Government’s efforts to promote the production and use of new-energy vehicles (NEVs) in South Africa must include a macroeconomic impact study, as well as sectoral roadmaps detailing how and when electromobility should be achieved.

This is according to Intelligent Transport Society South Africa CEO Dr Paul Vorster and Automotive Investment Holdings deputy chairperson Johan Cloete.

 

Cloete is also the MD of JFS Technology.

The Department of Trade, Industry and Competition (DTIC) in May issued the Draft Green Paper on the Advancement of New-Energy Vehicles in South Africa for comment.

 

NEVs include hybrids, battery electric vehicles (EVs) and fuel cell vehicles.

Vorster says it is of vital importance that government widens the net beyond this current Green Paper to include a macroeconomic study on the impact of the widespread use of NEVs in South Africa.

“We need more information, especially about the real costs of introducing NEVs to the South African economy.”

This study should, for example, look at the economic impact on the aftermarket and the vehicle service industry, given that EVs have fewer moving parts and require much less maintenance; investigate how the trade-in value of internal combustion engines will be affected by the rise of NEVs; look at how government will substitute its fuel tax income as the use of NEVs increases; and investigate potential job losses at filling stations.

“We have to look at more than the local manufacture of NEVs, as we fear the DTIC may solely be focused on at the moment. We need to determine the widespread impact of NEVs on the South African economy,” says Vorster.

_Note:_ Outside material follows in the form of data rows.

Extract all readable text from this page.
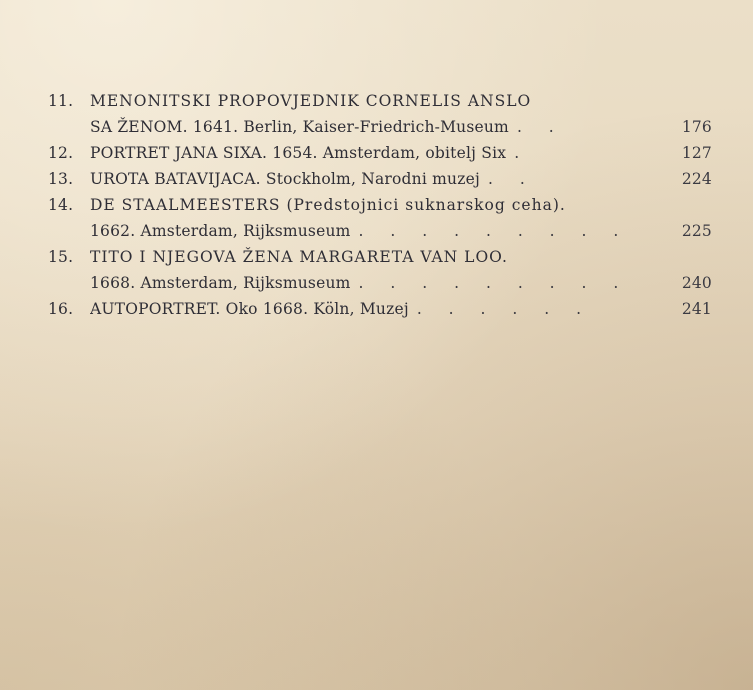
11.	MENONITSKI PROPOVJEDNIK CORNELIS ANSLO
SA ŽENOM. 1641. Berlin, Kaiser-Friedrich-Museum . .	176
12.	PORTRET JANA SIXA. 1654. Amsterdam, obitelj Six .	127
13.	UROTA BATAVIJACA. Stockholm, Narodni muzej . .	224
14.	DE STAALMEESTERS (Predstojnici suknarskog ceha).
1662. Amsterdam, Rijksmuseum . . . . . . . . .	225
15.	TITO I NJEGOVA ŽENA MARGARETA VAN LOO.
1668. Amsterdam, Rijksmuseum . . . . . . . . .	240
16.	AUTOPORTRET. Oko 1668. Köln, Muzej . . . . . .	241
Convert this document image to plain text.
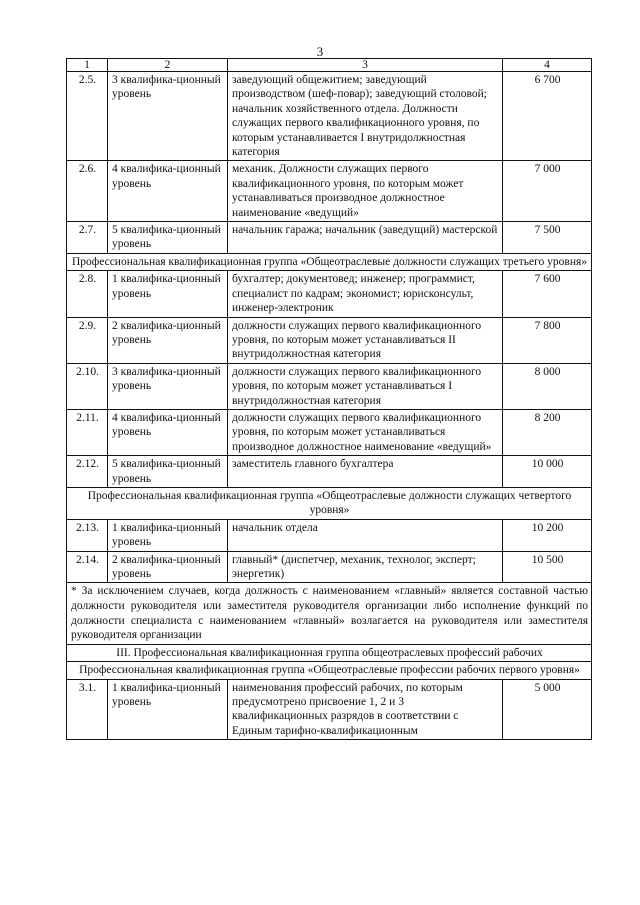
3
1	2	3	4
2.5.	3 квалифика-ционный уровень	заведующий общежитием; заведующий производством (шеф-повар); заведующий столовой; начальник хозяйственного отдела. Должности служащих первого квалификационного уровня, по которым устанавливается I внутридолжностная категория	6 700
2.6.	4 квалифика-ционный уровень	механик. Должности служащих первого квалификационного уровня, по которым может устанавливаться производное должностное наименование «ведущий»	7 000
2.7.	5 квалифика-ционный уровень	начальник гаража; начальник (заведущий) мастерской	7 500
Профессиональная квалификационная группа «Общеотраслевые должности служащих третьего уровня»			
2.8.	1 квалифика-ционный уровень	бухгалтер; документовед; инженер; программист, специалист по кадрам; экономист; юрисконсульт, инженер-электроник	7 600
2.9.	2 квалифика-ционный уровень	должности служащих первого квалификационного уровня, по которым может устанавливаться II внутридолжностная категория	7 800
2.10.	3 квалифика-ционный уровень	должности служащих первого квалификационного уровня, по которым может устанавливаться I внутридолжностная категория	8 000
2.11.	4 квалифика-ционный уровень	должности служащих первого квалификационного уровня, по которым может устанавливаться производное должностное наименование «ведущий»	8 200
2.12.	5 квалифика-ционный уровень	заместитель главного бухгалтера	10 000
Профессиональная квалификационная группа «Общеотраслевые должности служащих четвертого уровня»			
2.13.	1 квалифика-ционный уровень	начальник отдела	10 200
2.14.	2 квалифика-ционный уровень	главный* (диспетчер, механик, технолог, эксперт; энергетик)	10 500
* За исключением случаев, когда должность с наименованием «главный» является составной частью должности руководителя или заместителя руководителя организации либо исполнение функций по должности специалиста с наименованием «главный» возлагается на руководителя или заместителя руководителя организации			
III. Профессиональная квалификационная группа общеотраслевых профессий рабочих			
Профессиональная квалификационная группа «Общеотраслевые профессии рабочих первого уровня»			
3.1.	1 квалифика-ционный уровень	наименования профессий рабочих, по которым предусмотрено присвоение 1, 2 и 3 квалификационных разрядов в соответствии с Единым тарифно-квалификационным	5 000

Once the macroeconomic study has been completed, government and industry will need to develop roadmaps for each economic sector, detailing how the sectors will adapt to the era of NEVs, notes Cloete.

“We may have two timelines – one for manufacturing and industry, and one for consumers, with the latter possibly lagging by 10 to 20 years.

“It should be possible to manufacture NEVs in South Africa for export markets before these vehicle are adopted widely in the local market,” he emphasises.

“For years we exported catalytic converters before we even fitted them on to domestically assembled vehicles.

“The entire value chain – from mining materials to component manufacture to the production of NEVs – first needs to be developed efficiently and sufficiently. Consumers will then adapt and adopt the new technology once it is proven in the developed economies.”

“We may need to develop business models for each sector in South Africa that will be affected by the rise of NEVs,” adds Vorster.

“If we do this, we may realise that a number of industries will need financial incentives or assistance to transition to the NEV era, and not only the local automotive manufacturing industry.”

Vorster says it is essential for government to create an enabling environment and to create the policy space for the private sector to innovate and take the lead in the adoption of NEVs.

Vorster also notes that South African consumers might be convinced of the benefits of NEVs through the widespread deployment of these vehicles in the public transport sector, thereby allowing people to get used to the operation of these new-technology vehicles.

“This will also allow the broader economy time to ready the infrastructure required for the widespread use of NEVs, such as setting up a wider network of charging points or hydrogen filling stations.”